Nike-Inc / hal

hal provides an AWS Lambda Custom Runtime environment for your Haskell applications.
BSD 3-Clause "New" or "Revised" License
241 stars 13 forks source link

Respecting `_HANDLER` environment variable #69

Closed endgame closed 3 years ago

endgame commented 4 years ago

Continuation of #66 . The AWS docs for custom runtimes say that the _HANDLER environment variable lets the same piece of code be deployed multiple times to handle different requests.

In larger applications, I think that this can be useful to limit the proliferation of executable targets in cabal files for larger lambda applications. One way to do this could be to provide a Handler GADT that can wrap up functions matching the types of those in AWS.Lambda.Runtime, and a function runHandlers :: [(Text, Handler)] -> IO () or something.

@IamfromSpace :

Utilize `_HANDLER` Interesting, it's crossed my mind that a user could leverage this, but I could never come up with a real use case. If we had many lambdas, and wanted to build a single executable that could support each, why not simply use a single lambda? In this case, you'll get more sharing and therefore reduced cold starts. The only real advantage I could think of was IAM separation. I suppose if two lambdas can receive the exact same event type that truly couldn't be distinguished, then you'd need some other way to tell them apart and `_HANDLER` could do that. I'm not sure I've really seen a need for that though--it seems like you'd prefer to live in a world where your event is processed solely according to it's content.

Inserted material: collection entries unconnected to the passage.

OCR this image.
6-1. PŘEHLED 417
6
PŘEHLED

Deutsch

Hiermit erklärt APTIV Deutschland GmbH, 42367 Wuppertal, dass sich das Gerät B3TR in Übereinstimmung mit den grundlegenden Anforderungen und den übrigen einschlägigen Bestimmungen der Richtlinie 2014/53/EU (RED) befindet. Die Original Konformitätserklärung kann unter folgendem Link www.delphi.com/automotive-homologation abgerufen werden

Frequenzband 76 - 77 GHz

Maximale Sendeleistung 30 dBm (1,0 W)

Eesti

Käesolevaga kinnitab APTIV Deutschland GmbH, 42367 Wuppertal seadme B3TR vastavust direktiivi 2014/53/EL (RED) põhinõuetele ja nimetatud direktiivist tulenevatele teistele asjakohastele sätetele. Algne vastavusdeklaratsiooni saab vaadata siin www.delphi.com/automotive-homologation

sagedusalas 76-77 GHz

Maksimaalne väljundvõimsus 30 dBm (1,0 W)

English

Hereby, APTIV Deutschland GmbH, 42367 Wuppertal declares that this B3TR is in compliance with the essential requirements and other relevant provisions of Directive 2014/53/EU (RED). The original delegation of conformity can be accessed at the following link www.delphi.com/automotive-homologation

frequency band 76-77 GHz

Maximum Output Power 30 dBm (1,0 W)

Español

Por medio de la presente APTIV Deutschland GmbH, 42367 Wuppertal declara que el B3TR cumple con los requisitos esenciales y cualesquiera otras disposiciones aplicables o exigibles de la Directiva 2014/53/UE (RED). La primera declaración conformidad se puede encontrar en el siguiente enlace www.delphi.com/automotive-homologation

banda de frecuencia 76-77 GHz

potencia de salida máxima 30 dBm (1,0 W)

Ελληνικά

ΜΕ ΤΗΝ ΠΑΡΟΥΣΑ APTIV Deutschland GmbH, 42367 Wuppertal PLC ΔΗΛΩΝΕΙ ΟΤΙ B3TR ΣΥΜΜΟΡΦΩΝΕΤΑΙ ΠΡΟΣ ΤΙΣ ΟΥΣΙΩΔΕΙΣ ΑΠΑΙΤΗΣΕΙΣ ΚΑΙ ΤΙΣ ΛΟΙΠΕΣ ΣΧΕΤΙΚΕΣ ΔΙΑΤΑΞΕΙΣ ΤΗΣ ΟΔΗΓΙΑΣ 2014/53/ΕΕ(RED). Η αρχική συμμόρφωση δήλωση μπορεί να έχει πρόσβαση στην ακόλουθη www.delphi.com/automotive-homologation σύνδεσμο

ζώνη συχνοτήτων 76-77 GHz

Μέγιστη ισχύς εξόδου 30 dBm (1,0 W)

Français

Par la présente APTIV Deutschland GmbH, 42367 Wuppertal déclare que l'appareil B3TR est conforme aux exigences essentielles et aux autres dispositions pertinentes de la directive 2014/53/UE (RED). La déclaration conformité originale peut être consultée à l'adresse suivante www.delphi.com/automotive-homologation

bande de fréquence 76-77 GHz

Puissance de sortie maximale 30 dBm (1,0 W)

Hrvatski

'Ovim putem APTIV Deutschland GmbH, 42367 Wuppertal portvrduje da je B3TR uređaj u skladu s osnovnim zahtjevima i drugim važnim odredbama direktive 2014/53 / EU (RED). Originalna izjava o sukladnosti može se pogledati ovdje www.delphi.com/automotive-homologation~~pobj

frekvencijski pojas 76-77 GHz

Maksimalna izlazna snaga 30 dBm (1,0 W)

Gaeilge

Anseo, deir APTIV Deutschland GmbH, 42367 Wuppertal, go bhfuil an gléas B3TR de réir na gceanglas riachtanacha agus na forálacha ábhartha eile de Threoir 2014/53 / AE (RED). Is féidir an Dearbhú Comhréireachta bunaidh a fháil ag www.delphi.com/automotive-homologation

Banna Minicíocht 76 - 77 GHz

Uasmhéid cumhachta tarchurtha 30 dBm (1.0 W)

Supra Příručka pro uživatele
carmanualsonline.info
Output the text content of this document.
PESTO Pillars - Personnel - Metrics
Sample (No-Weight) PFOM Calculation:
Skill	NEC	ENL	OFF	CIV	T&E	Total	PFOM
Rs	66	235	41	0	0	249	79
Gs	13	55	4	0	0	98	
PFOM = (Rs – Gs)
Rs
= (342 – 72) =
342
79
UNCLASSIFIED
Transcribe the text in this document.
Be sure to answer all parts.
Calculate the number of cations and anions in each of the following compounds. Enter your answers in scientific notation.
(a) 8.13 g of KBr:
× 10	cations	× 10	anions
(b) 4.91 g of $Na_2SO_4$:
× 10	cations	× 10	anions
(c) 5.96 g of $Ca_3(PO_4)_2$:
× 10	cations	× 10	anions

If you can distinguish the events without needing to branch on _HANDLER then you're right that you'll share your execution environments and cut down on cold starts. Example: once #52 lands, it should be possible to build a little router package on top of it for API Gateway use.

But suppose you have a larger application made out of a bunch of Lambda functions responding to different events: some listening to API Gateway events, some listening to SNS topics, whatever. With the current setup, it's easy to fall into a setup where you feel like you "need" to have a separate executable for each lambda. This then slows you down because you're going to be building and uploading a bunch of different executables.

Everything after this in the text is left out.